A credit card balance transfer can be a good way to consolidate debt, allowing you to pay it off faster and save on interest charges. However, you must keep in mind that balance transfers have both advantages and disadvantages. Before deciding to do a balance transfer, it is important to understand these five things about how a balance transfer works.
Lower interest rate
Balance transfers are such a good deal because they usually offer much lower interest rates than you are currently paying. Credit card companies often offer introductory periods where there is a very low interest rate or even 0 percent for borrowers with very good credit. These offers can last anywhere from 6 to 18 months, giving you a chance to significantly reduce your debt.

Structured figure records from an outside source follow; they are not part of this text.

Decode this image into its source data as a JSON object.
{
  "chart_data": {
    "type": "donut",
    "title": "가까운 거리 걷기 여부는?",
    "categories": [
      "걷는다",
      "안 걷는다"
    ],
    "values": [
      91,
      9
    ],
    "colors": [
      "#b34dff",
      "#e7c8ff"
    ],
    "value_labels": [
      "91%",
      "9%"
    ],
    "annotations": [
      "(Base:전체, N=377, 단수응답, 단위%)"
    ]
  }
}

Some people get tripped up when doing a balance transfer because the new card’s limit is not enough to cover the entire amount they want to transfer. If your credit is not great or if you have a lot of debt, you may not get a very high limit on the card to which you wish to transfer balances. If that is the case, then you need to have an alternative plan. You may need to keep paying off the remaining balance on the old card or find a second balance transfer offer.
Minimum monthly payment
Even if you get a 0 percent interest offer on your balance transfer card, you still will be responsible for making minimum payments. A 12-month 0 percent interest period does not mean 12 months of no payments. If you do not make the minimum payments on time, you could face late fees. In addition, many transfers have clauses that eliminate your introductory rate if you miss a payment.

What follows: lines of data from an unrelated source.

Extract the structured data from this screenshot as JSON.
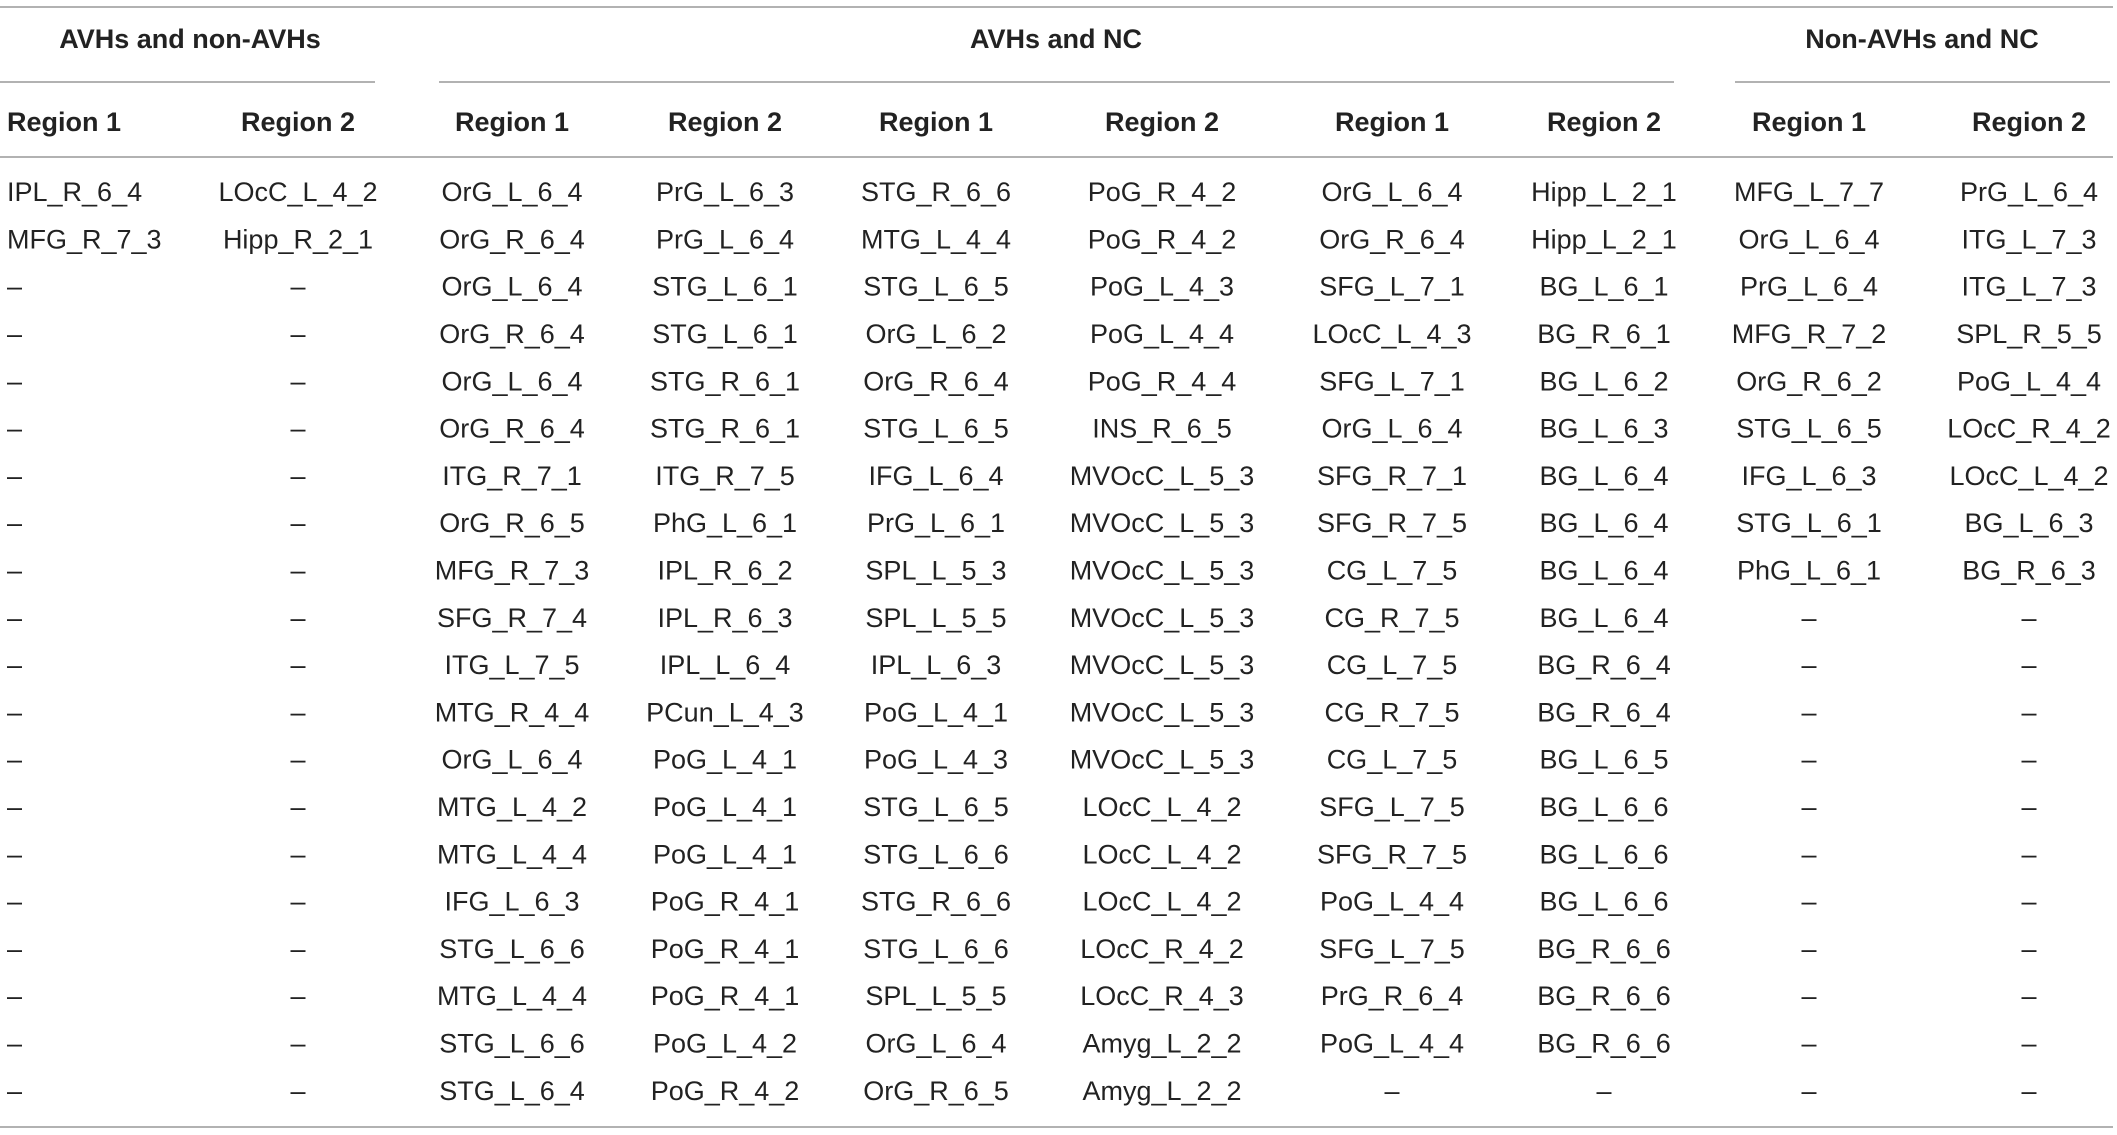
{
  "table": {
    "groups": [
      "AVHs and non-AVHs",
      "AVHs and NC",
      "Non-AVHs and NC"
    ],
    "columns": [
      "Region 1",
      "Region 2",
      "Region 1",
      "Region 2",
      "Region 1",
      "Region 2",
      "Region 1",
      "Region 2",
      "Region 1",
      "Region 2"
    ],
    "rows": [
      [
        "IPL_R_6_4",
        "LOcC_L_4_2",
        "OrG_L_6_4",
        "PrG_L_6_3",
        "STG_R_6_6",
        "PoG_R_4_2",
        "OrG_L_6_4",
        "Hipp_L_2_1",
        "MFG_L_7_7",
        "PrG_L_6_4"
      ],
      [
        "MFG_R_7_3",
        "Hipp_R_2_1",
        "OrG_R_6_4",
        "PrG_L_6_4",
        "MTG_L_4_4",
        "PoG_R_4_2",
        "OrG_R_6_4",
        "Hipp_L_2_1",
        "OrG_L_6_4",
        "ITG_L_7_3"
      ],
      [
        "–",
        "–",
        "OrG_L_6_4",
        "STG_L_6_1",
        "STG_L_6_5",
        "PoG_L_4_3",
        "SFG_L_7_1",
        "BG_L_6_1",
        "PrG_L_6_4",
        "ITG_L_7_3"
      ],
      [
        "–",
        "–",
        "OrG_R_6_4",
        "STG_L_6_1",
        "OrG_L_6_2",
        "PoG_L_4_4",
        "LOcC_L_4_3",
        "BG_R_6_1",
        "MFG_R_7_2",
        "SPL_R_5_5"
      ],
      [
        "–",
        "–",
        "OrG_L_6_4",
        "STG_R_6_1",
        "OrG_R_6_4",
        "PoG_R_4_4",
        "SFG_L_7_1",
        "BG_L_6_2",
        "OrG_R_6_2",
        "PoG_L_4_4"
      ],
      [
        "–",
        "–",
        "OrG_R_6_4",
        "STG_R_6_1",
        "STG_L_6_5",
        "INS_R_6_5",
        "OrG_L_6_4",
        "BG_L_6_3",
        "STG_L_6_5",
        "LOcC_R_4_2"
      ],
      [
        "–",
        "–",
        "ITG_R_7_1",
        "ITG_R_7_5",
        "IFG_L_6_4",
        "MVOcC_L_5_3",
        "SFG_R_7_1",
        "BG_L_6_4",
        "IFG_L_6_3",
        "LOcC_L_4_2"
      ],
      [
        "–",
        "–",
        "OrG_R_6_5",
        "PhG_L_6_1",
        "PrG_L_6_1",
        "MVOcC_L_5_3",
        "SFG_R_7_5",
        "BG_L_6_4",
        "STG_L_6_1",
        "BG_L_6_3"
      ],
      [
        "–",
        "–",
        "MFG_R_7_3",
        "IPL_R_6_2",
        "SPL_L_5_3",
        "MVOcC_L_5_3",
        "CG_L_7_5",
        "BG_L_6_4",
        "PhG_L_6_1",
        "BG_R_6_3"
      ],
      [
        "–",
        "–",
        "SFG_R_7_4",
        "IPL_R_6_3",
        "SPL_L_5_5",
        "MVOcC_L_5_3",
        "CG_R_7_5",
        "BG_L_6_4",
        "–",
        "–"
      ],
      [
        "–",
        "–",
        "ITG_L_7_5",
        "IPL_L_6_4",
        "IPL_L_6_3",
        "MVOcC_L_5_3",
        "CG_L_7_5",
        "BG_R_6_4",
        "–",
        "–"
      ],
      [
        "–",
        "–",
        "MTG_R_4_4",
        "PCun_L_4_3",
        "PoG_L_4_1",
        "MVOcC_L_5_3",
        "CG_R_7_5",
        "BG_R_6_4",
        "–",
        "–"
      ],
      [
        "–",
        "–",
        "OrG_L_6_4",
        "PoG_L_4_1",
        "PoG_L_4_3",
        "MVOcC_L_5_3",
        "CG_L_7_5",
        "BG_L_6_5",
        "–",
        "–"
      ],
      [
        "–",
        "–",
        "MTG_L_4_2",
        "PoG_L_4_1",
        "STG_L_6_5",
        "LOcC_L_4_2",
        "SFG_L_7_5",
        "BG_L_6_6",
        "–",
        "–"
      ],
      [
        "–",
        "–",
        "MTG_L_4_4",
        "PoG_L_4_1",
        "STG_L_6_6",
        "LOcC_L_4_2",
        "SFG_R_7_5",
        "BG_L_6_6",
        "–",
        "–"
      ],
      [
        "–",
        "–",
        "IFG_L_6_3",
        "PoG_R_4_1",
        "STG_R_6_6",
        "LOcC_L_4_2",
        "PoG_L_4_4",
        "BG_L_6_6",
        "–",
        "–"
      ],
      [
        "–",
        "–",
        "STG_L_6_6",
        "PoG_R_4_1",
        "STG_L_6_6",
        "LOcC_R_4_2",
        "SFG_L_7_5",
        "BG_R_6_6",
        "–",
        "–"
      ],
      [
        "–",
        "–",
        "MTG_L_4_4",
        "PoG_R_4_1",
        "SPL_L_5_5",
        "LOcC_R_4_3",
        "PrG_R_6_4",
        "BG_R_6_6",
        "–",
        "–"
      ],
      [
        "–",
        "–",
        "STG_L_6_6",
        "PoG_L_4_2",
        "OrG_L_6_4",
        "Amyg_L_2_2",
        "PoG_L_4_4",
        "BG_R_6_6",
        "–",
        "–"
      ],
      [
        "–",
        "–",
        "STG_L_6_4",
        "PoG_R_4_2",
        "OrG_R_6_5",
        "Amyg_L_2_2",
        "–",
        "–",
        "–",
        "–"
      ]
    ]
  }
}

Almost all balance transfer offers come with a transfer fee, which is usually anywhere from 3 to 5 percent of the balance being transferred with a minimum fee that’s usually around $100. If you are transferring a large balance — say, $10,000 — you could pay a a fee of as much as $500. You have to weigh the fee against what you are saving on interest costs to ensure you are getting a good deal.

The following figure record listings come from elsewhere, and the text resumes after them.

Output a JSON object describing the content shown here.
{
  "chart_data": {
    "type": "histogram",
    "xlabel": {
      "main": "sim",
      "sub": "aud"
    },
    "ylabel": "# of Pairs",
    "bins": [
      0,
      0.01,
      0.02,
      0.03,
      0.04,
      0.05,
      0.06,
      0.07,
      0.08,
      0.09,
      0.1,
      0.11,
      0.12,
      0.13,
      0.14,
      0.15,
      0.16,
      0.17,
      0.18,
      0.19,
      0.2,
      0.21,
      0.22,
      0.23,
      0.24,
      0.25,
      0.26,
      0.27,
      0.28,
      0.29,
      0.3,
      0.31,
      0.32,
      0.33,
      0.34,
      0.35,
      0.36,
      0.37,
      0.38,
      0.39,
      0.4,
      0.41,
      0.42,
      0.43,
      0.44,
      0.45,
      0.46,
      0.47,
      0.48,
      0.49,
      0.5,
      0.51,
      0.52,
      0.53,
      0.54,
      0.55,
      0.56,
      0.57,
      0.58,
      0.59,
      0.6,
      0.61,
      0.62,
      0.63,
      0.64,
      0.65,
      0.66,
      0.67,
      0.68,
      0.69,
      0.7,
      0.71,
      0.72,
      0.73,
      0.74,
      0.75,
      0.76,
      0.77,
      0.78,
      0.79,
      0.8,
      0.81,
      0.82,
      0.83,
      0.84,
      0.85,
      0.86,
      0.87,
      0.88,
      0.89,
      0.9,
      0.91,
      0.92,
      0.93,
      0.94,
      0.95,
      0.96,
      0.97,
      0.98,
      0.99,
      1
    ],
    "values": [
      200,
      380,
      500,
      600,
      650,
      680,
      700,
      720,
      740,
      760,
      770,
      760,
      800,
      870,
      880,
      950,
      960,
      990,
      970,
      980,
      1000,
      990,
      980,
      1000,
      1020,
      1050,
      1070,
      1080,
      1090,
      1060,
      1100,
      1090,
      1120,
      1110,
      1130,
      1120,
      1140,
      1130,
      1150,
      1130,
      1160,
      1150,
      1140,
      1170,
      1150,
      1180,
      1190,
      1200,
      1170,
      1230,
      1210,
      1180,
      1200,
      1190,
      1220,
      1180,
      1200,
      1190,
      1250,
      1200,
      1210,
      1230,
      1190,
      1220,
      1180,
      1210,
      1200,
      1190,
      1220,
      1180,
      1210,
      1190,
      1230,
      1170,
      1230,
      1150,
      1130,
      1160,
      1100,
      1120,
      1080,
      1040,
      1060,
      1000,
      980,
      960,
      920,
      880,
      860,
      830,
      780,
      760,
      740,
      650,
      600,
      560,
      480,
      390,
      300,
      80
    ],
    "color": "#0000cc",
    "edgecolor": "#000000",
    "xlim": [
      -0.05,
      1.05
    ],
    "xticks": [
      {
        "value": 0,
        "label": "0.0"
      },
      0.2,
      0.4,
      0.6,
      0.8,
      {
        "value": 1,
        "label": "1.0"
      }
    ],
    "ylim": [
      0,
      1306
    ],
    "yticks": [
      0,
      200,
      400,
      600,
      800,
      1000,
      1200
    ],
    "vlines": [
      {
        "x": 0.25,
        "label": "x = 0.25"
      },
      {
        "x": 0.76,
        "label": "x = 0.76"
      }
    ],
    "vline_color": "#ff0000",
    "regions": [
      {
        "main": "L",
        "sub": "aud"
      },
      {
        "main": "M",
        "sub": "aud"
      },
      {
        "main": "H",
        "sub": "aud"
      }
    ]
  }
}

Balance transfers to existing cards
Often, a card account you already have open will offer you a low rate to transfer balances. You have to keep in mind that the low rate applies only to the transferred balance and not to additional purchases. In addition, you have to ensure you pay enough each month to cover both the minimum on the balance transfer and your purchase balance.
Balance transfers can be a good way to get out of debt faster. However, they have both pros and cons, and you have to weigh them before going forward.